Создание примера DataFrame:
from pyspark.sql import functions as F
from pyspark.sql.window import Window
data= [[200,'Marketing','Jane','Smith'],
[140,'Marketing','Jerry','Soreky'],
[120,'Marketing','Justin','Sauren'],
[170,'Sales','Joe','Statham'],
[190,'Sales','Jeremy','Sage'],
[220,'Sales','Jay','Sawyer']]
columns= ['SALARY','Dept_name','First_name','Last_name']

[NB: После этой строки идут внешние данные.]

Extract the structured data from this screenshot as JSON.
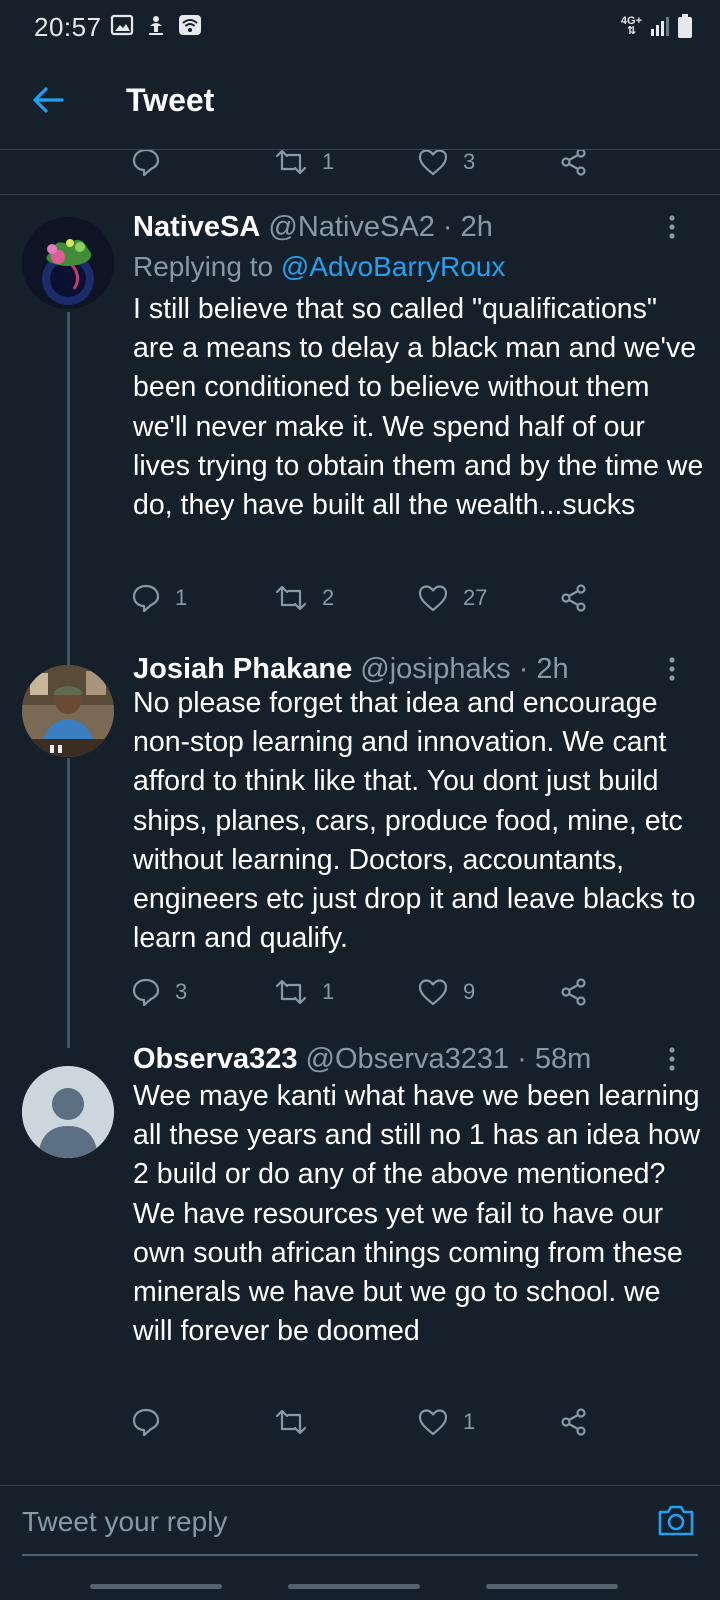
{
  "status_bar": {
    "time": "20:57",
    "network": "4G+",
    "icons": [
      "image-icon",
      "download-icon",
      "wifi-icon",
      "signal-icon",
      "battery-icon"
    ]
  },
  "header": {
    "title": "Tweet"
  },
  "colors": {
    "background": "#15202b",
    "accent": "#1da1f2",
    "muted": "#8899a6",
    "divider": "#38444d"
  },
  "previous_tweet": {
    "replies": "",
    "retweets": "1",
    "likes": "3"
  },
  "tweets": [
    {
      "name": "NativeSA",
      "handle": "@NativeSA2",
      "time": "· 2h",
      "replying_label": "Replying to",
      "replying_to": "@AdvoBarryRoux",
      "text": "I still believe that so called \"qualifications\" are a means to delay a black man and we've been conditioned to believe without them we'll never make it. We spend half of our lives trying to obtain them and by the time we do, they have built all the wealth...sucks",
      "replies": "1",
      "retweets": "2",
      "likes": "27"
    },
    {
      "name": "Josiah Phakane",
      "handle": "@josiphaks",
      "time": "· 2h",
      "text": "No please forget that idea and encourage non-stop learning and innovation. We cant afford to think like that. You dont just build ships, planes, cars, produce food, mine, etc without learning. Doctors, accountants, engineers etc just drop it and leave blacks to learn and qualify.",
      "replies": "3",
      "retweets": "1",
      "likes": "9"
    },
    {
      "name": "Observa323",
      "handle": "@Observa3231",
      "time": "· 58m",
      "text": "Wee maye kanti what have we been learning all these years and still no 1 has an idea how 2 build or do any of the above mentioned? We have resources yet we fail to have our own south african things coming from these minerals we have but we go to school. we will forever be doomed",
      "replies": "",
      "retweets": "",
      "likes": "1"
    }
  ],
  "reply_bar": {
    "placeholder": "Tweet your reply"
  }
}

df= spark.createDataFrame(data,columns)
df.show()
+------+---------+----------+---------+
|SALARY|Dept_name|First_name|Last_name|
+------+---------+----------+---------+
| 200|Marketing| Jane| Smith|
| 140|Marketing| Jerry| Soreky|
| 120|Marketing| Justin| Sauren|
| 170| Sales| Joe| Statham|
| 190| Sales| Jeremy| Sage|
| 220| Sales| Jay| Sawyer|
+------+---------+----------+---------+
Создание запроса для получения людей с более высокой зарплатой, чем в среднем по их отделу:
w=Window().partitionBy("Dept_name")
df.withColumn("Average_Salary", F.avg("SALARY").over(w))\
.filter(F.col("SALARY")>F.col("Average_Salary"))\
.select("SALARY","Dept_name","First_name","Last_name")\
.show()
+------+---------+----------+---------+
|SALARY|Dept_name|First_name|Last_name|
+------+---------+----------+---------+
| 220| Sales| Jay| Sawyer|
| 200|Marketing| Jane| Smith|
+------+---------+----------+---------+